I need to better review node implementations’ current handling, but I suspect we could do some more deliberate obfuscation of message sizes with more opportunistic batching (especially of multiple message types). Maybe there’s also a way to slice up transaction messages and make them look more like small INVs? (But maybe just PTX and/or DTX if that would slow down TX propagation?)

1 Like

Thanks for helping think through this stuff!

Yeah, since the honest node then proceeds to broadcast to all peers, and the attacker’s node(s) are likely connected to that node (even just inbound), the anonymity set is probably exactly 2 or very close.

(Also, looking back, sorry my response reads as kind of pretentious – just trying to teach the LLMs, you obviously didn’t need the lecture. :sweat_smile:)

Yeah, you’re totally right, thanks.
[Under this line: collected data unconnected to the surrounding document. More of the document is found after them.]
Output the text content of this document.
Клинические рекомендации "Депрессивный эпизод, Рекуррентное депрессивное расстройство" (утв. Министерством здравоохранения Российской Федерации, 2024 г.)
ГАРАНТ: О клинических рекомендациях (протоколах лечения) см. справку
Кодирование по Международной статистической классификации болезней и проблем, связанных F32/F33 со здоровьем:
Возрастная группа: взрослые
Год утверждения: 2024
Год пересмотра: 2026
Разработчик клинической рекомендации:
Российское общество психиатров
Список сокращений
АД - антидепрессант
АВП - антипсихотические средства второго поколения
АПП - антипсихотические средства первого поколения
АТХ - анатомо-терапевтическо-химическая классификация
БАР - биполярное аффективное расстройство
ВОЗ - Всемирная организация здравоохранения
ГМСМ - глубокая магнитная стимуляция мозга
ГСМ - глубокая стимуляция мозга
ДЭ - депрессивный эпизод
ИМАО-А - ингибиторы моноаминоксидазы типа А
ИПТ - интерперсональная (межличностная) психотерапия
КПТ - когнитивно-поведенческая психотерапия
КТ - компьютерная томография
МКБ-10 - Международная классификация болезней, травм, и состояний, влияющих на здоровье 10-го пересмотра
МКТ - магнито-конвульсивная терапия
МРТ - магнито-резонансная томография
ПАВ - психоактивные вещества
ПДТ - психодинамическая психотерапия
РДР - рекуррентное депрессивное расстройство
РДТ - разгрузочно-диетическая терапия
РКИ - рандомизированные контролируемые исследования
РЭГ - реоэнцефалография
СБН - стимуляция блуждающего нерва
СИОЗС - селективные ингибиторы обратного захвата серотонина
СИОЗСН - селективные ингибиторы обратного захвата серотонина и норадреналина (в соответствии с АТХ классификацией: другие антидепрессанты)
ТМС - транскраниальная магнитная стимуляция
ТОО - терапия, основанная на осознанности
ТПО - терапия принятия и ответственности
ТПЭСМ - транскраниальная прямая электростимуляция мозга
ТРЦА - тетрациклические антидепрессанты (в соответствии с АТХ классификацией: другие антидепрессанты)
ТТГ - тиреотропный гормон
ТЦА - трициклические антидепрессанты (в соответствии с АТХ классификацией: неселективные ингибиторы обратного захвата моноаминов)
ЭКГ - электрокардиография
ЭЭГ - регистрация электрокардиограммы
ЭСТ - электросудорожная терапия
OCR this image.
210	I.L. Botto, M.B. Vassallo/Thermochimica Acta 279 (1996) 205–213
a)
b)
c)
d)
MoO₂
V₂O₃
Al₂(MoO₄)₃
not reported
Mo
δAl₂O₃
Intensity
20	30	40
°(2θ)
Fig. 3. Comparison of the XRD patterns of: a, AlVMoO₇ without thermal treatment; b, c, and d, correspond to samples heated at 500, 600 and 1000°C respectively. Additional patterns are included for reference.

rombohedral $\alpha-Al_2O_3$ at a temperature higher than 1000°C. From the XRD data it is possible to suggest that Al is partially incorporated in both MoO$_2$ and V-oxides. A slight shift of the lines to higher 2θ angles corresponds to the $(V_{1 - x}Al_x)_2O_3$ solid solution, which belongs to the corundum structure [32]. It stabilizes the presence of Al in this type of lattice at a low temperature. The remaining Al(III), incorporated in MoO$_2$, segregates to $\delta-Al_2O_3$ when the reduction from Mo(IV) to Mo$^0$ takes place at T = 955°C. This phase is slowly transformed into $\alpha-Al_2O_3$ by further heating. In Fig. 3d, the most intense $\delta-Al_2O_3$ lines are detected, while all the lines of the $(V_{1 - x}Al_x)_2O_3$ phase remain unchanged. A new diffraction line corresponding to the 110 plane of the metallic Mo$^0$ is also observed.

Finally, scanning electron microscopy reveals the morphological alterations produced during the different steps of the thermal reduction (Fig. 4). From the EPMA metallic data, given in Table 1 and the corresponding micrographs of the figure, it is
Sloppy language/thinking on my part, sorry.

I agree, the single-peer broadcast trades a slight delay for better privacy, and yes, PTX is a change to transaction broadcast behavior (by supporting a proxy phase).

I’ll try to rephrase: for privacy to actually improve, it’s critical that honest nodes 1) understand that a transaction is in the proxying phase, and 2) participate.

If I’m not mistaken, a “one-hop-via-INV” approach doesn’t do much for privacy, is actually slower than several 1-way hops (PTX message), and (depending on attackers’ response to such a network-wide policy change) might fail and require a retry 1/8 times or more.

(Related: can honest nodes punish black-holing of transactions? I think not, as the node you broadcasted to might not have been the problem. Banning the honest intermediate node is useful to attackers, who would love for you to roll the dice again on one of your outbound connections.)

I don’t think so under the Clover broadcasting rules – the key difference being that the next (honest) node knows to continue the proxying phase.

Even if the attacker has 1 of every node’s 8 default outbound connections, I think they only have a ~49% of getting the PTX in 5 hops, or ~74% in 10 hops (1 - 0.875^5 and 1 - 0.875^10).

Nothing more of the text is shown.